Early and middle-stage Alzheimer’s impairs cognition but doesn’t eliminate the need to engage in meaningful activity, move about as freely as possible and interact with the rest of the world. Walking a dog, attending a religious service or planting a garden can help make your loved one feel like a person, not just someone suffering from a disease.
Dogs, cats and other domestic pets can provide companionship and comfort to older people and may help lower stress and anxiety in someone with Alzheimer’s. Groups like ASPCA train people-pet pairs. If you think your loved one would benefit from animal companionship, you might consider having them go through the training.
More and more nursing homes and assisted living facilities are welcoming therapy dog visits. The occasional canine presence seems to calm agitated residents and also can promote social interaction among those with Alzheimer’s.

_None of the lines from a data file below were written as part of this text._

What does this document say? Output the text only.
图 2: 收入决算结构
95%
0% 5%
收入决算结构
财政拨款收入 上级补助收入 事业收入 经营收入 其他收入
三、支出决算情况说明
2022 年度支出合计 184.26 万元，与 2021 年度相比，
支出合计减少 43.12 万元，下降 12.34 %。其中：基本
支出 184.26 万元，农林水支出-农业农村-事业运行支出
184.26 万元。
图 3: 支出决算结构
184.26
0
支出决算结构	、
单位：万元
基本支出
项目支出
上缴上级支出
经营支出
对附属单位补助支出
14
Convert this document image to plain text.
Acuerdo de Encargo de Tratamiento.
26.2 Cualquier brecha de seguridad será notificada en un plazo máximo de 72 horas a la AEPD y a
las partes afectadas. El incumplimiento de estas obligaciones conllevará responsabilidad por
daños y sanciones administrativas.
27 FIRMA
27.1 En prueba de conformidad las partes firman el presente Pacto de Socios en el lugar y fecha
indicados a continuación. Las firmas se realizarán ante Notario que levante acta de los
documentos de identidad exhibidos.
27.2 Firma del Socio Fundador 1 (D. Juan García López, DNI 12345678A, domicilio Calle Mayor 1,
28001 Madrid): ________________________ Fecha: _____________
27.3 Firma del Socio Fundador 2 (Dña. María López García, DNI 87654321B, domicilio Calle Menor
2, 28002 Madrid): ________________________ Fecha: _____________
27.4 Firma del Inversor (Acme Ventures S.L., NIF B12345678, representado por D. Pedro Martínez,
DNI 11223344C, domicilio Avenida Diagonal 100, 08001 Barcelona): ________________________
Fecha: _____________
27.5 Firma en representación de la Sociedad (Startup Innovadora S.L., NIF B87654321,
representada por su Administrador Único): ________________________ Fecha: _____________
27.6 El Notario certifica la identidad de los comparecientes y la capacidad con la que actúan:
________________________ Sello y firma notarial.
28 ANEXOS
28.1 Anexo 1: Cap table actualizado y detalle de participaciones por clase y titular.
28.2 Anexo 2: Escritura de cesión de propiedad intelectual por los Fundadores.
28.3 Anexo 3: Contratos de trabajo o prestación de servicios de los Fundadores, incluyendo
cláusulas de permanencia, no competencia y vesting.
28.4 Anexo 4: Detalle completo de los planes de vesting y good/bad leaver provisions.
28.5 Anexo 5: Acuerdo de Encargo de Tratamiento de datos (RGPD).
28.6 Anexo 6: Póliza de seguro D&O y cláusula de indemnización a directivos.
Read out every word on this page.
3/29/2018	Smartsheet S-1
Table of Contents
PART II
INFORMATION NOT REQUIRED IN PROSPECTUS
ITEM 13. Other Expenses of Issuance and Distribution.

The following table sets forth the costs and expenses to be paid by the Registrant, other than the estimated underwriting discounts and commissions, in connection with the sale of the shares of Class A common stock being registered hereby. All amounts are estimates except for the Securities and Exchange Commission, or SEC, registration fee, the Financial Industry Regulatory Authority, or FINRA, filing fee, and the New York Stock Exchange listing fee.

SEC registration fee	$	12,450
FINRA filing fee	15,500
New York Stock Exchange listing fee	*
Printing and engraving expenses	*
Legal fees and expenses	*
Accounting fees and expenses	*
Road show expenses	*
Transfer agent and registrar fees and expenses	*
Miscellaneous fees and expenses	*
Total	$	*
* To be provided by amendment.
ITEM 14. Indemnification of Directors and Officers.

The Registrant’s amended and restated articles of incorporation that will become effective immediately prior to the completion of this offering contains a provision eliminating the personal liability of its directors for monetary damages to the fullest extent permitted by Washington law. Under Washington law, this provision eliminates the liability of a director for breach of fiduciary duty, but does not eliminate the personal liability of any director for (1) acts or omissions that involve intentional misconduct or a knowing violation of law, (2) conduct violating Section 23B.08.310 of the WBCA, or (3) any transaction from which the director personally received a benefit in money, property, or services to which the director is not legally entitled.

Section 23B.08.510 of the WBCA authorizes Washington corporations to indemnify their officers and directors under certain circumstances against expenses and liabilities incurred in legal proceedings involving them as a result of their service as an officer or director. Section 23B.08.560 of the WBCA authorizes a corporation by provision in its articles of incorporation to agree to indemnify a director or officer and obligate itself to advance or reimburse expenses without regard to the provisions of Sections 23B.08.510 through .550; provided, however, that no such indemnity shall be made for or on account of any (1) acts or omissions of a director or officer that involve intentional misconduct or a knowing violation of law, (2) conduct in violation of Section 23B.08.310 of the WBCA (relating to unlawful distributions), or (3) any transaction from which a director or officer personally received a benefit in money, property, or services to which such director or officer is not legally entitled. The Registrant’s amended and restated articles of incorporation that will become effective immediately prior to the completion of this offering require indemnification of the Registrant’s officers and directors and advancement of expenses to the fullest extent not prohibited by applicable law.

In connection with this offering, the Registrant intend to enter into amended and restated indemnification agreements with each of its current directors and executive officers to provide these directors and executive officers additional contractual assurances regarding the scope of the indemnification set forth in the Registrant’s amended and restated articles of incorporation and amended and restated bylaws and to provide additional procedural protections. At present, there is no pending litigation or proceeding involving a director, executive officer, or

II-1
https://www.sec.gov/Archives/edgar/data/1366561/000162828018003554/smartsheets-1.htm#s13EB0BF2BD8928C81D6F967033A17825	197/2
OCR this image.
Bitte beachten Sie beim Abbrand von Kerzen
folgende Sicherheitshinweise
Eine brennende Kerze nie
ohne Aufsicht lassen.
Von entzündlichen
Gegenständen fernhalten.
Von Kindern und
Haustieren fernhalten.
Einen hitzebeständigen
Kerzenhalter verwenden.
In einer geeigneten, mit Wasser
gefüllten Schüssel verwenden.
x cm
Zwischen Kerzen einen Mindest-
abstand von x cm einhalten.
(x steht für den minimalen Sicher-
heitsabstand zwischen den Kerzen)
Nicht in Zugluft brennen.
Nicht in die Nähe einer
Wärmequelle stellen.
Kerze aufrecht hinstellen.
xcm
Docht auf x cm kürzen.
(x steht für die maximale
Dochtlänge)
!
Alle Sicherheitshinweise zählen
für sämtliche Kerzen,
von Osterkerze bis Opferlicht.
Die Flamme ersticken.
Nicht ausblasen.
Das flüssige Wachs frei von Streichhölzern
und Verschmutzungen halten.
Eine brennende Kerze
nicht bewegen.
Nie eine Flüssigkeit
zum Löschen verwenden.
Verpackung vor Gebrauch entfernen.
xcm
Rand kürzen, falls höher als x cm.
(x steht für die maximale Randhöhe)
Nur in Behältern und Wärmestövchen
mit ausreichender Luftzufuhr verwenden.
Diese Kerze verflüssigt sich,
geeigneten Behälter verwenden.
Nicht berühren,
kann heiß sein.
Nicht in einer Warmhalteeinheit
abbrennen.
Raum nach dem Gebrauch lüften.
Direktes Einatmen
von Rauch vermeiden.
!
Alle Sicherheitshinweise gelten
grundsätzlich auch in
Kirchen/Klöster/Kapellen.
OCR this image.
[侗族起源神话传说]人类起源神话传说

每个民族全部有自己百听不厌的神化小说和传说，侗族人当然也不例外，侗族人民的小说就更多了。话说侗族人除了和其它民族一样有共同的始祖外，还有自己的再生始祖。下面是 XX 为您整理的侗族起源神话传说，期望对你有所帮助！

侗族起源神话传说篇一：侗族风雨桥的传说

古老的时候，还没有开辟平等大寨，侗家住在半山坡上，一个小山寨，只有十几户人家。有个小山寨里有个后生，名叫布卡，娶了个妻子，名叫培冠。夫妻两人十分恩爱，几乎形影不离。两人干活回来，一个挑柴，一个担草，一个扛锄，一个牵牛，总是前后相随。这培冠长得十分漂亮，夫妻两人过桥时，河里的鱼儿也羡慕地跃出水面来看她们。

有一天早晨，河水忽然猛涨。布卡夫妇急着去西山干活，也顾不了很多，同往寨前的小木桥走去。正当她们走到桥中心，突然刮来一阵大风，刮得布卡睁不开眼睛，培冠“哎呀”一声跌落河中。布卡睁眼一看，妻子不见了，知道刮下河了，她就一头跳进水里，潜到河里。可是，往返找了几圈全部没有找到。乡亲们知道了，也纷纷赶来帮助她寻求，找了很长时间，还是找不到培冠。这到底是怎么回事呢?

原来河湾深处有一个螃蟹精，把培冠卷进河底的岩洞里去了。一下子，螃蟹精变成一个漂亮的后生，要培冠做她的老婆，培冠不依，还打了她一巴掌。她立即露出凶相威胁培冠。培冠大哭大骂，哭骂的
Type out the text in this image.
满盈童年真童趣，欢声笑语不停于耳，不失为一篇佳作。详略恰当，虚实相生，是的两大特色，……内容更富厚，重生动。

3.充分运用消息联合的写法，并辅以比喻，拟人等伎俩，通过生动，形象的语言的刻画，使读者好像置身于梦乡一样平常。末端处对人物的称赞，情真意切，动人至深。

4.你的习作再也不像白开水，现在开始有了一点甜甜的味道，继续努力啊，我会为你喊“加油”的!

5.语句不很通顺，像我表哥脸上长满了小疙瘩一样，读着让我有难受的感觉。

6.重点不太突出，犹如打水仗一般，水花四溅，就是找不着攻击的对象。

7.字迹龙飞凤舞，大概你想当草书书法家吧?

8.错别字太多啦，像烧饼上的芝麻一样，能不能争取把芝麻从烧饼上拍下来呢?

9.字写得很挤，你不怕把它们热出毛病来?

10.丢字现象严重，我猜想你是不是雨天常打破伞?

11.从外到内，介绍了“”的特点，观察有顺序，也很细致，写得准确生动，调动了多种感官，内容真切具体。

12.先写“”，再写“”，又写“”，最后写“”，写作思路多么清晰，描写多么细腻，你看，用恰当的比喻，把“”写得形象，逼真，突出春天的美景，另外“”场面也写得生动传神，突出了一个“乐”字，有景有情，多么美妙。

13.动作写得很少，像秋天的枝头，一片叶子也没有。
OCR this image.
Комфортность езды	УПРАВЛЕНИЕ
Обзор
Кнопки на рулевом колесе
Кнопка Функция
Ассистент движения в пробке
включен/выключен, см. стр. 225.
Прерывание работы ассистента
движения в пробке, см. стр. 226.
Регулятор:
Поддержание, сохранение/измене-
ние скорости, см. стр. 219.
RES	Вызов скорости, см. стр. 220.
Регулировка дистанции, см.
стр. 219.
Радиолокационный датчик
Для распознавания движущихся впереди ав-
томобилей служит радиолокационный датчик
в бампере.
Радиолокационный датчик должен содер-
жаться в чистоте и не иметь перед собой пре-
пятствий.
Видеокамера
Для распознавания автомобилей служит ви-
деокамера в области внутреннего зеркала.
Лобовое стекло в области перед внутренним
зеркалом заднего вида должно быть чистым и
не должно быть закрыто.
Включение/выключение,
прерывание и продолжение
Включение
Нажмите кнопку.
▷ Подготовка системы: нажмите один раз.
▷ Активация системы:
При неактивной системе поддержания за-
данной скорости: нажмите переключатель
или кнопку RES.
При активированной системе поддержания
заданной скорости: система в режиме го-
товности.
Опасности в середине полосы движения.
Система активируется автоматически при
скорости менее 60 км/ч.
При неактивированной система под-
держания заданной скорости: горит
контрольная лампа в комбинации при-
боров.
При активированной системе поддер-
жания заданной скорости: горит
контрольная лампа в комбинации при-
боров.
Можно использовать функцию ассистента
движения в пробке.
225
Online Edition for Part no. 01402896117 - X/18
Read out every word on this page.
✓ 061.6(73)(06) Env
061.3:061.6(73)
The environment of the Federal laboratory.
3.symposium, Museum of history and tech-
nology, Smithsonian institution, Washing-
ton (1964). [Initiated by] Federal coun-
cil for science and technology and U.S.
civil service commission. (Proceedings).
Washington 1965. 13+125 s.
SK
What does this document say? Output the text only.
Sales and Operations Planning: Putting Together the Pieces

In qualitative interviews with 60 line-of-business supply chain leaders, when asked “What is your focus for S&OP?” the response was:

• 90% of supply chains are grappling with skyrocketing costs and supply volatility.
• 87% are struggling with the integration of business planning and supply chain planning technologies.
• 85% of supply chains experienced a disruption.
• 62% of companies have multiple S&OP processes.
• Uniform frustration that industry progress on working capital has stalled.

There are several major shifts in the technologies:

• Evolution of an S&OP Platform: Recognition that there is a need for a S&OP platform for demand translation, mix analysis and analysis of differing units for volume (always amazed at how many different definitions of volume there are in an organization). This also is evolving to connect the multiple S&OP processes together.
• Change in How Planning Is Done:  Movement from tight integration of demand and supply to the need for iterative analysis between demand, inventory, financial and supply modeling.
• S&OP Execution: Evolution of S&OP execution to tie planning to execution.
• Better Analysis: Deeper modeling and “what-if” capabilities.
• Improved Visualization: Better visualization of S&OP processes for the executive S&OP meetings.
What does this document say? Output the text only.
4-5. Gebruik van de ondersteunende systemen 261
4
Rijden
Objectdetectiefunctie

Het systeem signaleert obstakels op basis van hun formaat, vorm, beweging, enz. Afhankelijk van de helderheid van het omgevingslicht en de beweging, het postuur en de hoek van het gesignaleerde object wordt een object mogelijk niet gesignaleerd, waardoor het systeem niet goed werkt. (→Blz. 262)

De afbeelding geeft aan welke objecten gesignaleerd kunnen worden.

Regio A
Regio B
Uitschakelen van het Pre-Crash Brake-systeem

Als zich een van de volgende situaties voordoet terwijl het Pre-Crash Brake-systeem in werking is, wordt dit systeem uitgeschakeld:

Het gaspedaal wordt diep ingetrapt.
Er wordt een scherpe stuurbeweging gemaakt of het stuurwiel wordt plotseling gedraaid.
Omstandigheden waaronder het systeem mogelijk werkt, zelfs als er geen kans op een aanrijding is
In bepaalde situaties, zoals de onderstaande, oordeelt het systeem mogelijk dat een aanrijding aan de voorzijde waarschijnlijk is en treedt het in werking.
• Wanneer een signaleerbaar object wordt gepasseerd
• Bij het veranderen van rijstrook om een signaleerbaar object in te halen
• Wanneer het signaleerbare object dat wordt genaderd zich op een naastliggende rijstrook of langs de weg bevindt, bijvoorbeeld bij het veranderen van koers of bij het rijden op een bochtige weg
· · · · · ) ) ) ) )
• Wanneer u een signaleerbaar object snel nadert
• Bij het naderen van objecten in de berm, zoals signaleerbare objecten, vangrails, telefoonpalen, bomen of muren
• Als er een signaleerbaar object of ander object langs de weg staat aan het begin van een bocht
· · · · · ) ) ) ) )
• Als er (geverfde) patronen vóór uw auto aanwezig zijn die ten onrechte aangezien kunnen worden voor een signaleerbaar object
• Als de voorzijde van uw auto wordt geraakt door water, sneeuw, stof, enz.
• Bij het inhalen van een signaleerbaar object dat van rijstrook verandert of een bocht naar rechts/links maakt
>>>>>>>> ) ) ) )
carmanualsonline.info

Pet therapy doesn’t have to involve one-on-one contact with animals. Bird watching and looking at an in-home aquarium can be therapeutic, too, particularly if your loved one is in the later stages of the disease.
Alzheimer’s experts encourage family and caregivers to help their loved one continue observing religious practices and traditions. Taking someone with AD to religious services, however, isn’t always easy. Some places of worship have special room designed for parents with noisy children, which also can be used for someone with Alzheimer’s who becomes disruptive. You might want to look into religious services at a nearby senior center, where other worshippers may be suffering from AD, too.
That’s all for today. Thanks for listening. I hope this information was helpful.